The introduction of any new technology into the marketplace and into our social fabric involves risks. Some risks are technical, some are economic, and others are social. In this new season leadoff meeting of The Wilson Forum, Michael Garjian posits that many of today’s problems are the result of an economic model of corporate capitalism which requires corporations to produce maximum profits and maximum growth for their investors. He will be speaking about how we might implement an alternative, parallel, voluntary, community controlled, economic model he envisioned and designated as E2M on January1, 2000. In August of 2000, Michael formed E2M.org to act as an implementing organization. In 2009, E2M.org received its designation as a federally recognized 501 (c) (3) non-profit organization. Michael first spoke publicly about E2M at the request and home of Hampshire College Founding President Greg Prince in 2001, then at public presentations including at the UMass Global Sustainability Festival in 2002, the UMass Amherst Department of Anthropology in 2002; the Boston Social Forum in 2004[1]; a social economics conference at Boston University in 2005; at the Pioneer Valley Relocalization Conference in 2007,[2] and others. In 2003, a community survey named Michael’s office as the third most important cause of the Easthampton, MA Economic Renaissance. During the 2000 to 2008 period of time, the E2M Board created all of the policies, procedures, methods, and organizational structures to create a template for other regions to quickly and easily implement the E2M model in their regions. During that time, Michael’s ideas received commendations by the Mass State Senate President, MA House Representatives, a Member of Congress, other elected officials, local businesses, and community members. In 2010, Michael authored his book “Community Capitalism: How Communities Can Use Capitalism to Create a Shared Economy that Works for Everyone”, included below[3]. Excerpts from the book and other references are included as an attachment that would be useful to read in advance of our meeting.

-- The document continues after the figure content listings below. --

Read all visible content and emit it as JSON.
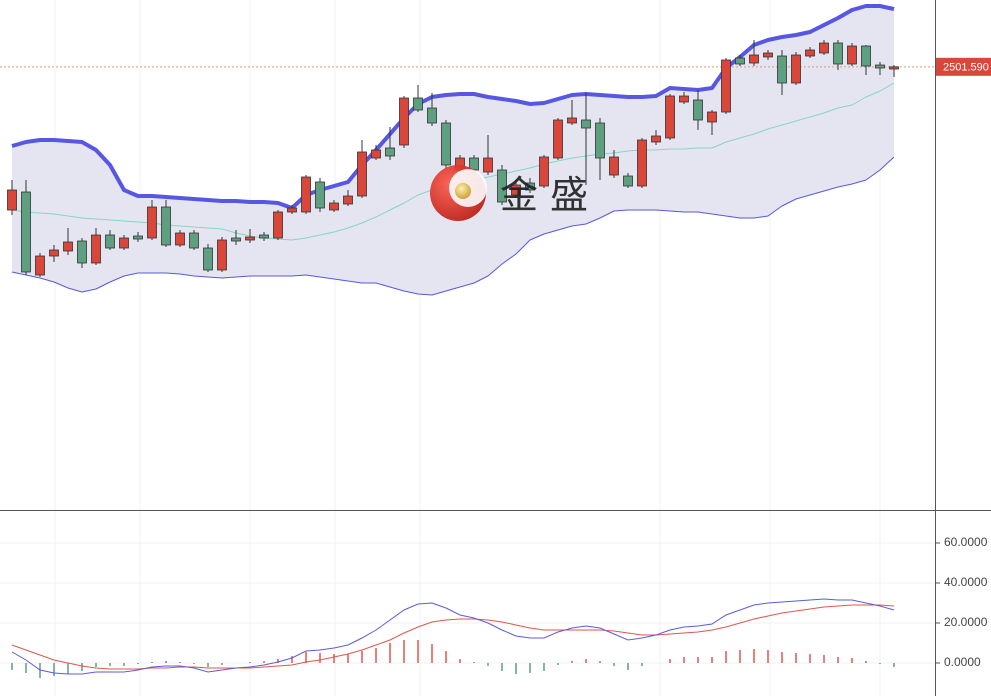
{
  "chart_data": [
    {
      "type": "candlestick",
      "open": [
        2430,
        2439,
        2397.5,
        2407,
        2409.5,
        2414.5,
        2403.5,
        2417.5,
        2411,
        2417,
        2416,
        2431.5,
        2412.5,
        2418.5,
        2411,
        2400,
        2416,
        2415,
        2417.5,
        2416,
        2429,
        2429,
        2444,
        2430,
        2433,
        2437,
        2456,
        2461,
        2462.5,
        2486,
        2481,
        2473.5,
        2450,
        2456,
        2449,
        2450,
        2437.5,
        2443.5,
        2442,
        2456,
        2473.5,
        2475,
        2473.5,
        2447.5,
        2447,
        2442,
        2464,
        2466,
        2484,
        2485,
        2474,
        2479,
        2506,
        2503.5,
        2506.5,
        2507,
        2493.5,
        2507,
        2508.5,
        2513.5,
        2503,
        2512,
        2502.5,
        2500.5
      ],
      "high": [
        2445,
        2445,
        2408.5,
        2412.5,
        2421,
        2416,
        2421,
        2420,
        2417.5,
        2419,
        2435,
        2435,
        2420,
        2420,
        2413,
        2416.5,
        2420,
        2420.5,
        2419,
        2430,
        2432.5,
        2447.5,
        2446,
        2435,
        2440,
        2465,
        2462.5,
        2471.5,
        2487,
        2492.5,
        2488.5,
        2475,
        2457.5,
        2457.5,
        2467.5,
        2452.5,
        2445,
        2446,
        2457.5,
        2476,
        2485,
        2488.5,
        2476,
        2460,
        2448.5,
        2466,
        2470,
        2488,
        2489,
        2490,
        2480,
        2506,
        2507.5,
        2515,
        2510,
        2510,
        2509,
        2511.5,
        2515,
        2515,
        2513.5,
        2512.5,
        2504,
        2502.5
      ],
      "low": [
        2427.5,
        2397.5,
        2396.5,
        2404,
        2407.5,
        2401,
        2402.5,
        2410,
        2410,
        2414,
        2415,
        2411.5,
        2411.5,
        2410,
        2399,
        2399,
        2412.5,
        2413.5,
        2414.5,
        2415,
        2428,
        2428,
        2429,
        2429,
        2432,
        2436,
        2455,
        2455,
        2461,
        2479,
        2472,
        2451,
        2449,
        2449,
        2447.5,
        2432.5,
        2436,
        2438.5,
        2441,
        2455,
        2472.5,
        2442.5,
        2445,
        2446,
        2441,
        2441,
        2462.5,
        2465,
        2483,
        2470,
        2467.5,
        2478,
        2502,
        2502,
        2505,
        2487.5,
        2492.5,
        2506,
        2507.5,
        2500,
        2502,
        2497.5,
        2497.5,
        2496.5
      ],
      "close": [
        2440,
        2399,
        2407,
        2410,
        2414,
        2403.5,
        2417.5,
        2411,
        2416,
        2415.5,
        2431.5,
        2412.5,
        2418.5,
        2411,
        2400,
        2415,
        2414.5,
        2416.5,
        2416,
        2429,
        2431,
        2446.5,
        2431,
        2433.5,
        2437,
        2459,
        2460,
        2457,
        2486,
        2480,
        2473.5,
        2452.5,
        2456,
        2450,
        2456,
        2434,
        2442.5,
        2440,
        2456.5,
        2475,
        2476,
        2471,
        2456,
        2456.5,
        2442,
        2465,
        2467,
        2487,
        2487,
        2475,
        2479,
        2505,
        2503,
        2507.5,
        2508.5,
        2493.5,
        2507.5,
        2510,
        2513.5,
        2503,
        2512,
        2502,
        2501,
        2501.59
      ],
      "up_color": "#d9473b",
      "down_color": "#5d9f7e",
      "ylim": [
        2280,
        2535
      ],
      "last_price": {
        "value": 2501.59,
        "label": "2501.590"
      },
      "price_line_color": "#e59a6a",
      "bands": {
        "upper": [
          2462,
          2464,
          2465,
          2465,
          2464.5,
          2464,
          2460,
          2452.5,
          2440,
          2437,
          2437,
          2436.5,
          2436,
          2435.5,
          2435,
          2434.5,
          2434.5,
          2434,
          2434,
          2433.5,
          2431,
          2437.5,
          2440,
          2442,
          2444,
          2452.5,
          2460,
          2468,
          2476,
          2483,
          2486.5,
          2487.5,
          2488,
          2488,
          2486.5,
          2485.5,
          2484.5,
          2483,
          2483.5,
          2485.5,
          2487.5,
          2488,
          2487.5,
          2487,
          2486.5,
          2486.5,
          2487,
          2491,
          2490.5,
          2490,
          2491,
          2501,
          2506.5,
          2512.5,
          2515,
          2516.5,
          2517.5,
          2519,
          2522.5,
          2526,
          2530,
          2532,
          2532,
          2530.5
        ],
        "middle": [
          2430,
          2429,
          2428.5,
          2428,
          2427,
          2426,
          2425.5,
          2425,
          2424.5,
          2424,
          2423.5,
          2422.5,
          2422,
          2421.5,
          2421,
          2420.5,
          2418.5,
          2417,
          2416,
          2415.5,
          2415,
          2416,
          2417.5,
          2419,
          2421,
          2423.5,
          2426.5,
          2430,
          2433.5,
          2437.5,
          2440,
          2442,
          2443.5,
          2445,
          2446.5,
          2448,
          2449.5,
          2451,
          2453,
          2454.5,
          2456,
          2457,
          2458,
          2458.5,
          2459.5,
          2460,
          2460,
          2460.5,
          2460.5,
          2461,
          2461,
          2464,
          2466,
          2468,
          2470.5,
          2472.5,
          2474.5,
          2476.5,
          2478.5,
          2481,
          2482.5,
          2486.5,
          2489.5,
          2493.5
        ],
        "lower": [
          2399,
          2397.5,
          2396,
          2394,
          2391,
          2389,
          2390.5,
          2394,
          2397,
          2398.5,
          2398.5,
          2398.5,
          2398,
          2397,
          2396.5,
          2396,
          2396.5,
          2397,
          2397,
          2397,
          2397,
          2397.5,
          2396.5,
          2395.5,
          2394.5,
          2393.5,
          2393.5,
          2391.5,
          2389.5,
          2388,
          2387.5,
          2389.5,
          2391.5,
          2393.5,
          2397,
          2403,
          2408,
          2415,
          2418,
          2420,
          2422,
          2423,
          2426,
          2429.5,
          2430,
          2430,
          2430,
          2429.5,
          2429,
          2429,
          2428,
          2427,
          2426,
          2426,
          2427,
          2432,
          2435.5,
          2437.5,
          2439.5,
          2441.5,
          2443,
          2445,
          2450,
          2456.5
        ],
        "upper_color": "#5757e3",
        "middle_color": "#86d6c1",
        "lower_color": "#5757e3",
        "fill": "#e5e5f2"
      },
      "watermark": "金盛"
    },
    {
      "type": "macd",
      "dif": [
        5.5,
        1.5,
        -3.5,
        -5,
        -5.5,
        -5.5,
        -4.5,
        -4.5,
        -4.5,
        -3.5,
        -2,
        -1.5,
        -1.5,
        -2.5,
        -4.5,
        -3.5,
        -2.5,
        -2,
        -1,
        0.5,
        2.5,
        6,
        6.5,
        7.5,
        9,
        12.5,
        16.5,
        21.5,
        26.5,
        29.5,
        30,
        27.5,
        24,
        22.5,
        20,
        16.5,
        13.5,
        12.5,
        12.5,
        15.5,
        17.5,
        18.5,
        17.5,
        14.5,
        11.5,
        12.5,
        14,
        16.5,
        18,
        18.5,
        19.5,
        24,
        26.5,
        29,
        30,
        30.5,
        31,
        31.5,
        32,
        31.5,
        31.5,
        30,
        28.5,
        26.5
      ],
      "dea": [
        9,
        6.5,
        4,
        1.5,
        0,
        -1.5,
        -2.5,
        -3,
        -3,
        -3,
        -2.5,
        -2.5,
        -2,
        -2,
        -2.5,
        -2.5,
        -2.5,
        -2.5,
        -2,
        -1.5,
        -1,
        0.5,
        1.5,
        3,
        4.5,
        6.5,
        9,
        11.5,
        15,
        18,
        20.5,
        21.5,
        22,
        22,
        21.5,
        20.5,
        19,
        17.5,
        16.5,
        16.5,
        16.5,
        16.5,
        16.5,
        16,
        15,
        14,
        14,
        14.5,
        15,
        15.5,
        16.5,
        18,
        20,
        22,
        23.5,
        25,
        26,
        27,
        28,
        28.5,
        29,
        29,
        29,
        28.5
      ],
      "hist": [
        -3.5,
        -5,
        -7.5,
        -6.5,
        -5.5,
        -4,
        -2,
        -1.5,
        -1.5,
        -0.5,
        0.5,
        1,
        0.5,
        -0.5,
        -2,
        -1,
        0,
        0.5,
        1,
        2,
        3.5,
        5.5,
        5,
        4.5,
        4.5,
        6,
        7.5,
        10,
        11.5,
        11.5,
        9.5,
        6,
        2,
        0.5,
        -1.5,
        -4,
        -5.5,
        -5,
        -4,
        -1,
        1,
        2,
        1,
        -1.5,
        -3.5,
        -1.5,
        0,
        2,
        3,
        3,
        3,
        6,
        6.5,
        7,
        6.5,
        5.5,
        5,
        4.5,
        4,
        3,
        2.5,
        1,
        -0.5,
        -2
      ],
      "dif_color": "#5b5be0",
      "dea_color": "#e2554c",
      "hist_up_color": "#e2554c",
      "hist_down_color": "#5d9f7e",
      "ylim": [
        -16.5,
        76.5
      ],
      "yticks": [
        {
          "value": 0,
          "label": "0.0000"
        },
        {
          "value": 20,
          "label": "20.0000"
        },
        {
          "value": 40,
          "label": "40.0000"
        },
        {
          "value": 60,
          "label": "60.0000"
        }
      ],
      "grid": true
    }
  ]
}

In 1964, Michael Garjian left the farm to earn a degree in business management from the University of Massachusetts-Amherst Isenberg School of Management. As a lifelong commercial entrepreneur, social entrepreneur, and author, he holds 11 international patents for alternative lighting systems, electronic power supplies, and atmospheric carbon dioxide removal (CDR) systems. As a commercial entrepreneur he and his wife Irene employed 400 associates producing innovations he developed and sold internationally. As a social entrepreneur since 1999, he conceived of and pursued the development of sustainable economic systems while working in community development organizations helping more than one hundred very low-income individuals and refugees start small businesses. Michael and his wife Irene are the founders of CarbonStar Systems, Inc., a Massachusetts domestic benefit corporation (B-Corp). The E2M Board of Directors embraced the CarbonStar mission to use alternative, clean, renewable fuels to develop a sustainable, off-grid source of electricity, heat, biofuels, and fertilizers to act as the anchor industrial tenant in each E2M Regional Economic Cell. The CarbonStar system entered prototype testing status in 2021, was moved into a large manufacturing facility in 2023, and is now ready for initial production runs. Once complete, the current facility has the infrastructure means to build 100 or more CarbonStar systems annually. Thus, it is time to return our attention to the expansion of the E2M model, hopefully as a movement[4] into a new era.